Nas últimas semanas o país ficou a perceber que as generalidade das barragens, de norte a sul, se encontravam se encontram com a capacidade de armazenamento a um nível anormalmente baixo.
A explicação mais imediata, mas eventualmente não a mais correcta, seria que tudo se ficaria a dever à falta de chuva. Naturalmente que após a uma consulta dos dados históricos da meteorologia facilmente se fica a perceber que, apesar de um nível de pluviosidade ser inferior ao normal, esta redução não é particularmente significativa e se revela como incapaz de explicar a falta de água nas barragens.
Uma análise dos dados fornecidos pela REN e relativos ao balanço energético do Sistema Eléctrico Nacional, permite encontrar a principal explicação para este fenómeno e que se relaciona com a relativamente elevada produção de energia hídrica, nos últimos quatro meses de 2021. Esta apresenta sempre uma contribuição mensal que oscila 10,8%, para o mês de Setembro, e 16,9%, no mês de Dezembro.
Uma análise, mais detalhada e alongada no tempo, permite igualmente compreender que com a ausência da produção de energia vinda das antigas centrais a carvão do Pêgo e de Sines, o sistema ficou claramente deficitário, sendo necessário recorrer à quase totalidade da potência disponível das centrais de ciclo combinado a gás natural, à importação de electricidade e finalmente à disponibilidade hídrica (água das barragens). Fica assim absolutamente perceptível o motivo pelo qual o nível de água nas barragens é bastante abaixo do normal. Há necessidade de produzir electricidade.
É de igual destaque o saldo importador de energia eléctrica, em que após longos anos de neutralidade se transformou deficitariamente com a importação de electricidade de espanhola, cuja incorporação variou, no período anteriormente referido, entre 8,3% e 21,9% da totalidade do consumo.
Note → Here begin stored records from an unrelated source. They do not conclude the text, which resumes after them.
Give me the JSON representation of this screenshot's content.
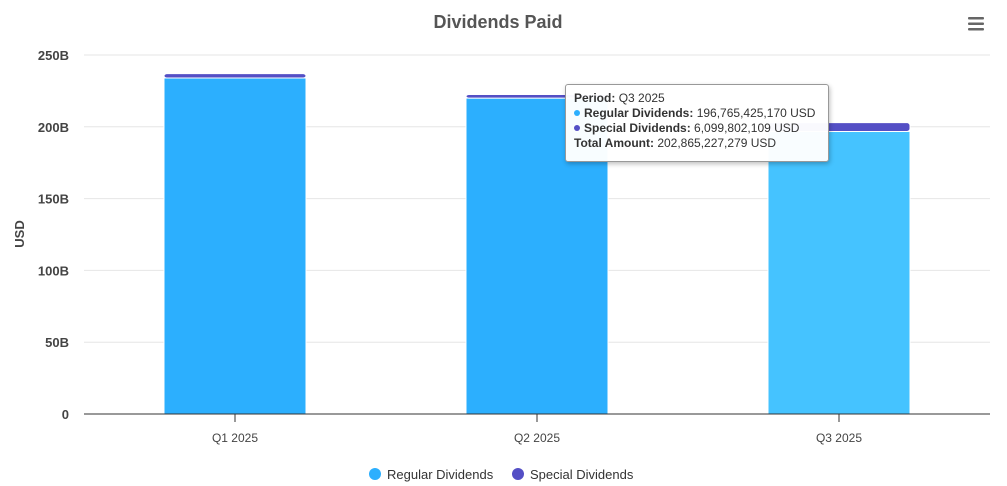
{
  "chart_data": {
    "type": "bar",
    "stacked": true,
    "title": "Dividends Paid",
    "ylabel": "USD",
    "xlabel": "",
    "categories": [
      "Q1 2025",
      "Q2 2025",
      "Q3 2025"
    ],
    "series": [
      {
        "name": "Regular Dividends",
        "color": "#2caffe",
        "values": [
          234000000000,
          220000000000,
          196765425170
        ]
      },
      {
        "name": "Special Dividends",
        "color": "#544fc5",
        "values": [
          3000000000,
          2500000000,
          6099802109
        ]
      }
    ],
    "ylim": [
      0,
      250000000000
    ],
    "yticks": [
      "0",
      "50B",
      "100B",
      "150B",
      "200B",
      "250B"
    ],
    "yticks_values": [
      0,
      50000000000,
      100000000000,
      150000000000,
      200000000000,
      250000000000
    ],
    "grid": true,
    "legend_position": "bottom",
    "highlighted_category": "Q3 2025",
    "highlight_color": "#45c3ff"
  },
  "tooltip": {
    "period_label": "Period:",
    "period_value": "Q3 2025",
    "regular_label": "Regular Dividends:",
    "regular_value": "196,765,425,170 USD",
    "special_label": "Special Dividends:",
    "special_value": "6,099,802,109 USD",
    "total_label": "Total Amount:",
    "total_value": "202,865,227,279 USD"
  },
  "menu": {
    "icon": "hamburger-menu-icon"
  }
}
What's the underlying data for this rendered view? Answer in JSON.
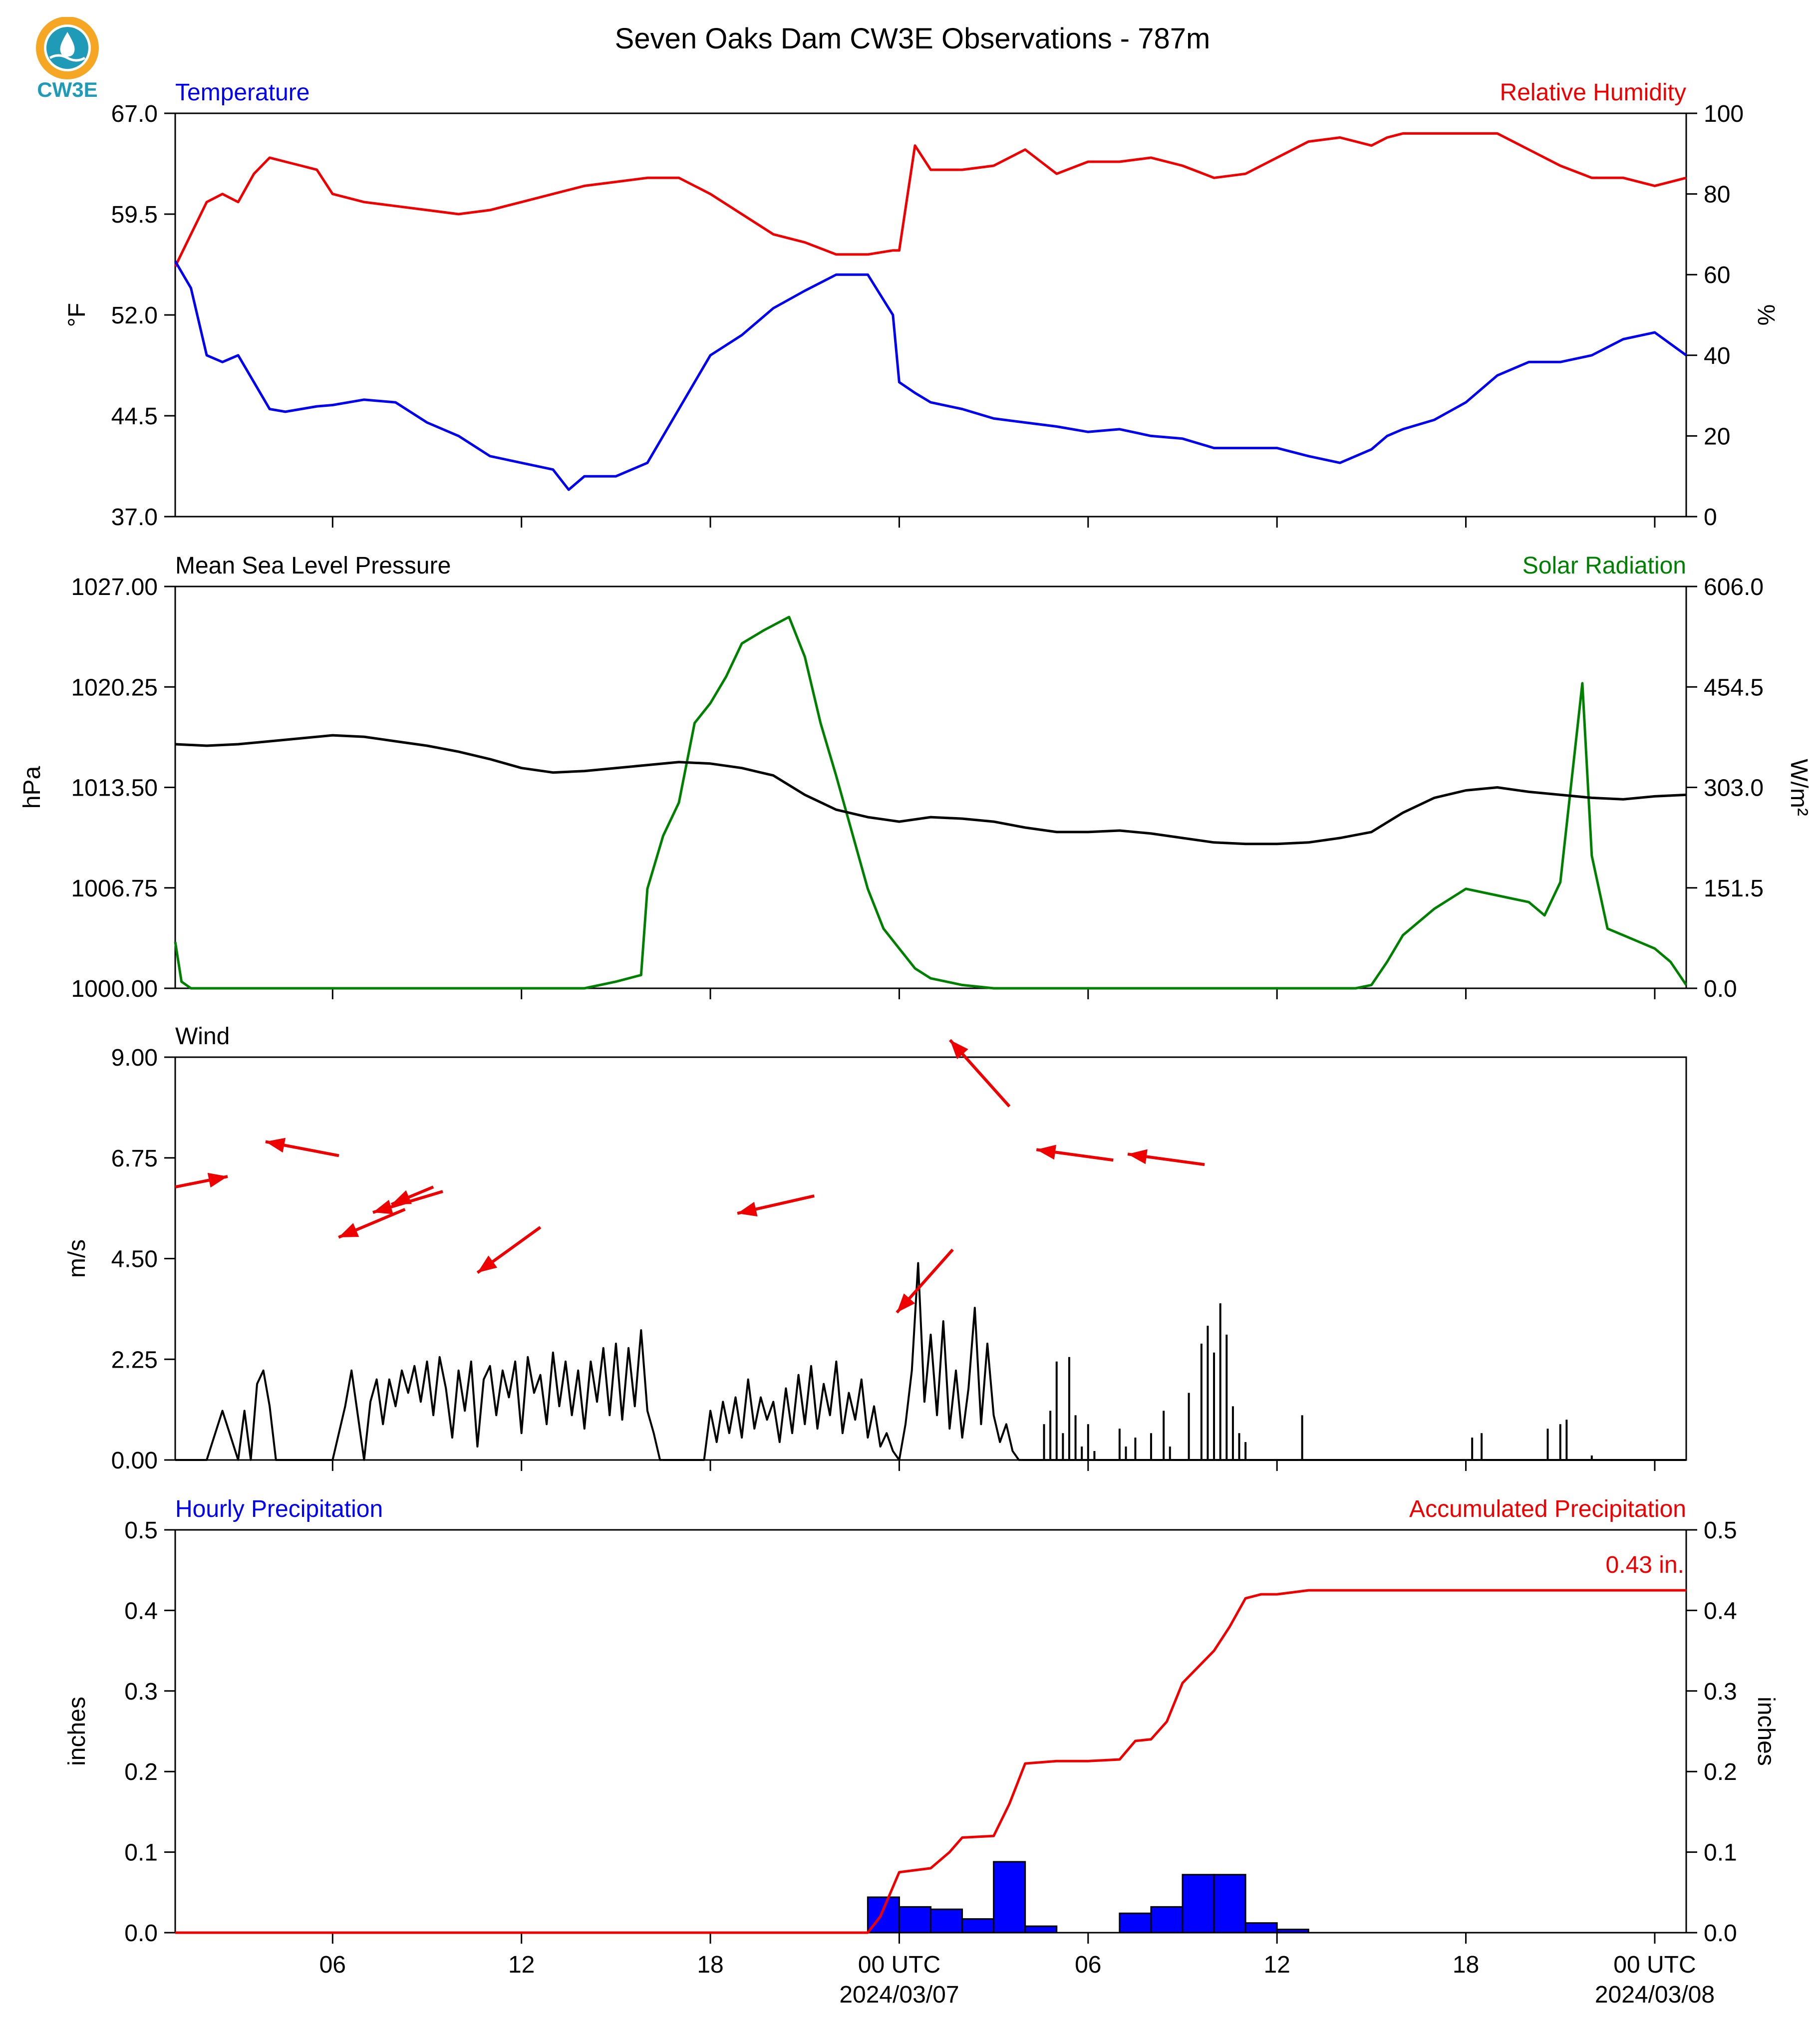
{
  "title": "Seven Oaks Dam CW3E Observations - 787m",
  "logo": {
    "text": "CW3E",
    "color": "#1f9bb8",
    "ring_color": "#f5a623"
  },
  "x_axis": {
    "start": "2024-03-06 01:00 UTC",
    "end": "2024-03-08 01:00 UTC",
    "ticks": [
      "06",
      "12",
      "18",
      "00 UTC",
      "06",
      "12",
      "18",
      "00 UTC"
    ],
    "date_labels": [
      "2024/03/07",
      "2024/03/08"
    ]
  },
  "chart_data": [
    {
      "type": "line",
      "name": "temperature-humidity",
      "left_label": "Temperature",
      "left_color": "#0000ee",
      "right_label": "Relative Humidity",
      "right_color": "#ee0000",
      "ylabel_left": "°F",
      "ylabel_right": "%",
      "ylim_left": [
        37.0,
        67.0
      ],
      "ylim_right": [
        0,
        100
      ],
      "yticks_left": [
        "37.0",
        "44.5",
        "52.0",
        "59.5",
        "67.0"
      ],
      "yticks_right": [
        "0",
        "20",
        "40",
        "60",
        "80",
        "100"
      ],
      "hours": [
        0,
        0.5,
        1,
        1.5,
        2,
        2.5,
        3,
        3.5,
        4,
        4.5,
        5,
        6,
        7,
        8,
        9,
        10,
        11,
        12,
        12.5,
        13,
        14,
        15,
        16,
        17,
        18,
        19,
        20,
        21,
        22,
        22.8,
        23,
        23.5,
        24,
        25,
        26,
        27,
        28,
        29,
        30,
        31,
        32,
        33,
        34,
        35,
        36,
        37,
        38,
        38.5,
        39,
        40,
        41,
        42,
        43,
        44,
        45,
        46,
        47,
        48
      ],
      "temperature_f": [
        56,
        54,
        49,
        48.5,
        49,
        47,
        45,
        44.8,
        45,
        45.2,
        45.3,
        45.7,
        45.5,
        44,
        43,
        41.5,
        41,
        40.5,
        39,
        40,
        40,
        41,
        45,
        49,
        50.5,
        52.5,
        53.8,
        55,
        55,
        52,
        47,
        46.2,
        45.5,
        45,
        44.3,
        44,
        43.7,
        43.3,
        43.5,
        43,
        42.8,
        42.1,
        42.1,
        42.1,
        41.5,
        41,
        42,
        43,
        43.5,
        44.2,
        45.5,
        47.5,
        48.5,
        48.5,
        49,
        50.2,
        50.7,
        49
      ],
      "humidity_pct": [
        62,
        70,
        78,
        80,
        78,
        85,
        89,
        88,
        87,
        86,
        80,
        78,
        77,
        76,
        75,
        76,
        78,
        80,
        81,
        82,
        83,
        84,
        84,
        80,
        75,
        70,
        68,
        65,
        65,
        66,
        66,
        92,
        86,
        86,
        87,
        91,
        85,
        88,
        88,
        89,
        87,
        84,
        85,
        89,
        93,
        94,
        92,
        94,
        95,
        95,
        95,
        95,
        91,
        87,
        84,
        84,
        82,
        84
      ]
    },
    {
      "type": "line",
      "name": "pressure-solar",
      "left_label": "Mean Sea Level Pressure",
      "left_color": "#000000",
      "right_label": "Solar Radiation",
      "right_color": "#008000",
      "ylabel_left": "hPa",
      "ylabel_right": "W/m²",
      "ylim_left": [
        1000.0,
        1027.0
      ],
      "ylim_right": [
        0.0,
        606.0
      ],
      "yticks_left": [
        "1000.00",
        "1006.75",
        "1013.50",
        "1020.25",
        "1027.00"
      ],
      "yticks_right": [
        "0.0",
        "151.5",
        "303.0",
        "454.5",
        "606.0"
      ],
      "hours": [
        0,
        1,
        2,
        3,
        4,
        5,
        6,
        7,
        8,
        9,
        10,
        11,
        12,
        13,
        14,
        15,
        16,
        17,
        18,
        19,
        20,
        21,
        22,
        23,
        24,
        25,
        26,
        27,
        28,
        29,
        30,
        31,
        32,
        33,
        34,
        35,
        36,
        37,
        38,
        39,
        40,
        41,
        42,
        43,
        44,
        45,
        46,
        47,
        48
      ],
      "pressure_hpa": [
        1016.4,
        1016.3,
        1016.4,
        1016.6,
        1016.8,
        1017.0,
        1016.9,
        1016.6,
        1016.3,
        1015.9,
        1015.4,
        1014.8,
        1014.5,
        1014.6,
        1014.8,
        1015.0,
        1015.2,
        1015.1,
        1014.8,
        1014.3,
        1013.0,
        1012.0,
        1011.5,
        1011.2,
        1011.5,
        1011.4,
        1011.2,
        1010.8,
        1010.5,
        1010.5,
        1010.6,
        1010.4,
        1010.1,
        1009.8,
        1009.7,
        1009.7,
        1009.8,
        1010.1,
        1010.5,
        1011.8,
        1012.8,
        1013.3,
        1013.5,
        1013.2,
        1013.0,
        1012.8,
        1012.7,
        1012.9,
        1013.0
      ],
      "solar_hours": [
        0,
        0.2,
        0.5,
        13,
        14,
        14.8,
        15,
        15.5,
        16,
        16.5,
        17,
        17.5,
        18,
        18.7,
        19.5,
        20,
        20.5,
        21,
        22,
        22.5,
        23,
        23.5,
        24,
        24.5,
        25,
        26,
        30,
        34,
        36,
        37,
        37.5,
        38,
        38.5,
        39,
        40,
        41,
        42,
        43,
        43.5,
        44,
        44.7,
        45,
        45.5,
        46,
        46.5,
        47,
        47.5,
        48
      ],
      "solar_wm2": [
        70,
        10,
        0,
        0,
        10,
        20,
        150,
        230,
        280,
        400,
        430,
        470,
        520,
        540,
        560,
        500,
        400,
        320,
        150,
        90,
        60,
        30,
        15,
        10,
        5,
        0,
        0,
        0,
        0,
        0,
        0,
        5,
        40,
        80,
        120,
        150,
        140,
        130,
        110,
        160,
        460,
        200,
        90,
        80,
        70,
        60,
        40,
        5
      ]
    },
    {
      "type": "line",
      "name": "wind",
      "left_label": "Wind",
      "left_color": "#000000",
      "ylabel_left": "m/s",
      "ylim_left": [
        0.0,
        9.0
      ],
      "yticks_left": [
        "0.00",
        "2.25",
        "4.50",
        "6.75",
        "9.00"
      ],
      "hours": [
        0,
        1,
        1.5,
        2,
        2.2,
        2.4,
        2.6,
        2.8,
        3,
        3.2,
        4,
        5,
        5.4,
        5.6,
        5.8,
        6,
        6.2,
        6.4,
        6.6,
        6.8,
        7,
        7.2,
        7.4,
        7.6,
        7.8,
        8,
        8.2,
        8.4,
        8.6,
        8.8,
        9,
        9.2,
        9.4,
        9.6,
        9.8,
        10,
        10.2,
        10.4,
        10.6,
        10.8,
        11,
        11.2,
        11.4,
        11.6,
        11.8,
        12,
        12.2,
        12.4,
        12.6,
        12.8,
        13,
        13.2,
        13.4,
        13.6,
        13.8,
        14,
        14.2,
        14.4,
        14.6,
        14.8,
        15,
        15.2,
        15.4,
        16,
        16.5,
        16.8,
        17,
        17.2,
        17.4,
        17.6,
        17.8,
        18,
        18.2,
        18.4,
        18.6,
        18.8,
        19,
        19.2,
        19.4,
        19.6,
        19.8,
        20,
        20.2,
        20.4,
        20.6,
        20.8,
        21,
        21.2,
        21.4,
        21.6,
        21.8,
        22,
        22.2,
        22.4,
        22.6,
        22.8,
        23,
        23.2,
        23.4,
        23.6,
        23.8,
        24,
        24.2,
        24.4,
        24.6,
        24.8,
        25,
        25.2,
        25.4,
        25.6,
        25.8,
        26,
        26.2,
        26.4,
        26.6,
        26.8,
        27,
        27.2,
        27.4,
        27.6,
        27.8,
        28,
        28.2,
        28.4,
        28.6,
        28.8,
        29,
        29.2,
        29.4,
        29.6,
        29.8,
        30,
        30.2,
        30.4,
        30.6,
        30.8,
        31,
        31.2,
        31.4,
        31.6,
        31.8,
        32,
        32.2,
        32.4,
        32.6,
        32.8,
        33,
        33.2,
        33.4,
        33.6,
        34,
        35,
        35.8,
        36,
        36.2,
        37,
        38,
        39,
        40,
        40.2,
        40.4,
        40.6,
        40.8,
        41,
        41.2,
        41.4,
        41.6,
        42,
        42.6,
        42.8,
        43,
        43.2,
        43.4,
        43.6,
        43.8,
        44,
        44.2,
        45,
        46,
        47,
        48
      ],
      "speed_ms": [
        0,
        0,
        1.1,
        0,
        1.1,
        0,
        1.7,
        2.0,
        1.2,
        0,
        0,
        0,
        1.2,
        2.0,
        1.0,
        0,
        1.3,
        1.8,
        0.8,
        1.8,
        1.2,
        2.0,
        1.5,
        2.1,
        1.3,
        2.2,
        1.0,
        2.3,
        1.6,
        0.5,
        2.0,
        1.1,
        2.2,
        0.3,
        1.8,
        2.1,
        1.0,
        2.0,
        1.4,
        2.2,
        0.6,
        2.3,
        1.5,
        1.9,
        0.8,
        2.4,
        1.2,
        2.2,
        1.0,
        2.0,
        0.7,
        2.2,
        1.3,
        2.5,
        1.0,
        2.6,
        0.9,
        2.5,
        1.2,
        2.9,
        1.1,
        0.6,
        0,
        0,
        0,
        0,
        1.1,
        0.4,
        1.3,
        0.6,
        1.4,
        0.5,
        1.8,
        0.7,
        1.4,
        0.9,
        1.3,
        0.4,
        1.6,
        0.6,
        1.9,
        0.8,
        2.1,
        0.7,
        1.7,
        1.0,
        2.2,
        0.6,
        1.5,
        0.9,
        1.8,
        0.5,
        1.2,
        0.3,
        0.6,
        0.2,
        0,
        0.8,
        2.0,
        4.4,
        1.3,
        2.8,
        1.0,
        3.1,
        0.7,
        2.0,
        0.5,
        1.6,
        3.4,
        0.8,
        2.6,
        1.0,
        0.4,
        0.8,
        0.2,
        0,
        0,
        0,
        0,
        0,
        0,
        0,
        0,
        0,
        0,
        0,
        0,
        0,
        0,
        0,
        0,
        0,
        0,
        0,
        0,
        0,
        0,
        0,
        0,
        0,
        0,
        0,
        0,
        0,
        0,
        0,
        0,
        0,
        0,
        0,
        0,
        0,
        0,
        0,
        0,
        0,
        0,
        0,
        0,
        0,
        0,
        0,
        0,
        0,
        0,
        0,
        0,
        0,
        0,
        0,
        0,
        0,
        0,
        0,
        0,
        0,
        0,
        0,
        0,
        0,
        0
      ],
      "speed_events": [
        {
          "hour": 27.6,
          "value": 0.8
        },
        {
          "hour": 27.8,
          "value": 1.1
        },
        {
          "hour": 28.0,
          "value": 2.2
        },
        {
          "hour": 28.2,
          "value": 0.6
        },
        {
          "hour": 28.4,
          "value": 2.3
        },
        {
          "hour": 28.6,
          "value": 1.0
        },
        {
          "hour": 28.8,
          "value": 0.3
        },
        {
          "hour": 29.0,
          "value": 0.8
        },
        {
          "hour": 29.2,
          "value": 0.2
        },
        {
          "hour": 30.0,
          "value": 0.7
        },
        {
          "hour": 30.2,
          "value": 0.3
        },
        {
          "hour": 30.5,
          "value": 0.5
        },
        {
          "hour": 31.0,
          "value": 0.6
        },
        {
          "hour": 31.4,
          "value": 1.1
        },
        {
          "hour": 31.6,
          "value": 0.3
        },
        {
          "hour": 32.2,
          "value": 1.5
        },
        {
          "hour": 32.6,
          "value": 2.6
        },
        {
          "hour": 32.8,
          "value": 3.0
        },
        {
          "hour": 33.0,
          "value": 2.4
        },
        {
          "hour": 33.2,
          "value": 3.5
        },
        {
          "hour": 33.4,
          "value": 2.8
        },
        {
          "hour": 33.6,
          "value": 1.2
        },
        {
          "hour": 33.8,
          "value": 0.6
        },
        {
          "hour": 34.0,
          "value": 0.4
        },
        {
          "hour": 35.8,
          "value": 1.0
        },
        {
          "hour": 41.2,
          "value": 0.5
        },
        {
          "hour": 41.5,
          "value": 0.6
        },
        {
          "hour": 43.6,
          "value": 0.7
        },
        {
          "hour": 44.0,
          "value": 0.8
        },
        {
          "hour": 44.2,
          "value": 0.9
        },
        {
          "hour": 45.0,
          "value": 0.1
        }
      ],
      "wind_vectors": [
        {
          "hour": 0.0,
          "speed_level": 6.1,
          "u": 1.5,
          "v": 0.3
        },
        {
          "hour": 5.2,
          "speed_level": 6.8,
          "u": -2.1,
          "v": 0.4
        },
        {
          "hour": 7.3,
          "speed_level": 5.6,
          "u": -1.9,
          "v": -0.8
        },
        {
          "hour": 8.2,
          "speed_level": 6.1,
          "u": -1.2,
          "v": -0.5
        },
        {
          "hour": 8.5,
          "speed_level": 6.0,
          "u": -2.0,
          "v": -0.6
        },
        {
          "hour": 11.6,
          "speed_level": 5.2,
          "u": -1.8,
          "v": -1.3
        },
        {
          "hour": 20.3,
          "speed_level": 5.9,
          "u": -2.2,
          "v": -0.5
        },
        {
          "hour": 24.7,
          "speed_level": 4.7,
          "u": -1.6,
          "v": -1.8
        },
        {
          "hour": 26.5,
          "speed_level": 7.9,
          "u": -1.7,
          "v": 1.9
        },
        {
          "hour": 29.8,
          "speed_level": 6.7,
          "u": -2.2,
          "v": 0.3
        },
        {
          "hour": 32.7,
          "speed_level": 6.6,
          "u": -2.2,
          "v": 0.3
        }
      ]
    },
    {
      "type": "bar",
      "name": "precipitation",
      "left_label": "Hourly Precipitation",
      "left_color": "#0000ee",
      "right_label": "Accumulated Precipitation",
      "right_color": "#ee0000",
      "ylabel_left": "inches",
      "ylabel_right": "inches",
      "ylim_left": [
        0.0,
        0.5
      ],
      "ylim_right": [
        0.0,
        0.5
      ],
      "yticks_left": [
        "0.0",
        "0.1",
        "0.2",
        "0.3",
        "0.4",
        "0.5"
      ],
      "yticks_right": [
        "0.0",
        "0.1",
        "0.2",
        "0.3",
        "0.4",
        "0.5"
      ],
      "hourly_bar_start_hours": [
        22,
        23,
        24,
        25,
        26,
        27,
        28,
        29,
        30,
        31,
        32,
        33,
        34,
        35,
        36,
        37,
        38,
        39,
        40,
        41,
        42,
        43,
        44,
        45,
        46,
        47
      ],
      "hourly_inches": [
        0.044,
        0.032,
        0.029,
        0.017,
        0.088,
        0.008,
        0,
        0,
        0.024,
        0.032,
        0.072,
        0.072,
        0.012,
        0.004,
        0,
        0,
        0,
        0,
        0,
        0,
        0,
        0,
        0,
        0,
        0,
        0
      ],
      "accum_hours": [
        0,
        22,
        22.4,
        23,
        24,
        24.6,
        25,
        26,
        26.5,
        27,
        28,
        29,
        30,
        30.5,
        31,
        31.5,
        32,
        33,
        33.5,
        34,
        34.5,
        35,
        36,
        48
      ],
      "accum_inches": [
        0,
        0,
        0.02,
        0.075,
        0.08,
        0.1,
        0.118,
        0.12,
        0.16,
        0.21,
        0.213,
        0.213,
        0.215,
        0.238,
        0.24,
        0.262,
        0.31,
        0.35,
        0.38,
        0.415,
        0.42,
        0.42,
        0.425,
        0.425
      ],
      "total_label": "0.43 in."
    }
  ]
}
Trata-se de uma situação para a qual diversos especialistas já tinham alertado, pois o encerramento precipitado das centrais a carvão (aproximadamente 2 GW) poderia tornar Portugal num país deficitário em termos de energia eléctrica. O ano de 2024 foi sendo sempre apontado como o ano a partir do qual faria sentido abdicar da incorporação do carvão, uma vez que nessa data o conjunto das três barragens do Tâmega (cerca de 1GW), pertencentes à Iberdrola, entraria em produção máxima, e ao que ainda se iriam somar as muitas centrais solares, ainda em construção. Tudo isto permitiria colmatar a ausência do carvão e realmente permitiria concretizar uma transição energética justa e sustentada.
Talvez o aspecto mais irónico, nesta completa ausência de percepção estratégica, relaciona-se com o facto de Espanha, apesar de ter centrais a carvão de eficiência muito inferior às portuguesas, ainda não as ter encerrado, servindo agora o sistema eléctrico português, que assim se encontra altamente dependente do carvão espanhol. Aliás esta situação foi alvo de um artigo do jornal espanhol ABC em 9 de Janeiro de 2022.
Neste momento Portugal vive uma dependência energética, ao nível de electricidade, como já não ocorria há décadas, um dependência que com a ausência das comentadas interligações de electricidade com França e Marrocos deixa Portugal numa situação estratégica de vulnerabilidade.
Mas a gravidade da situação não se limita à dependência estratégica externa, revela-se de um modo ainda mais severo quando se transforma a importação de electricidade espanhola em unidades monetárias. Pelo que multiplicando a energia importada pelo valor médio mensal de transacção no mercado grossista, ficamos a perceber que só nos últimos quatro meses de 2021 o saldo importador implicou que Portugal importasse, de Espanha, mais de 500 milhões de euros em electricidade, situação que claramente poderia ter sido evitada.
Pode-se dizer que a economia portuguesa apenas está a atirar dinheiro pela janela. Mas este hábito nacional, de atirar coisas pela janela, não é recente. Já Fernão Lopes, na crónica de D. João I, expõe como, em 1383, o Conde Andeiro é morto e o Bispo de Lisboa é atirado da torre da Sé abaixo. Situação semelhante ocorreu em 1 de Dezembro de 1640, quando o primeiro-ministro de então, Miguel de Vasconcelos, que governava em nome de Filipe III, é morto e o corpo arremessado da janela do Paço Real de Lisboa para o Terreiro do Paço.
Felizmente já não se atiram traidores ao reino pela janela, mas esta moda, do século XXI, de atirar dinheiro pela janela, também não será a mais desejável.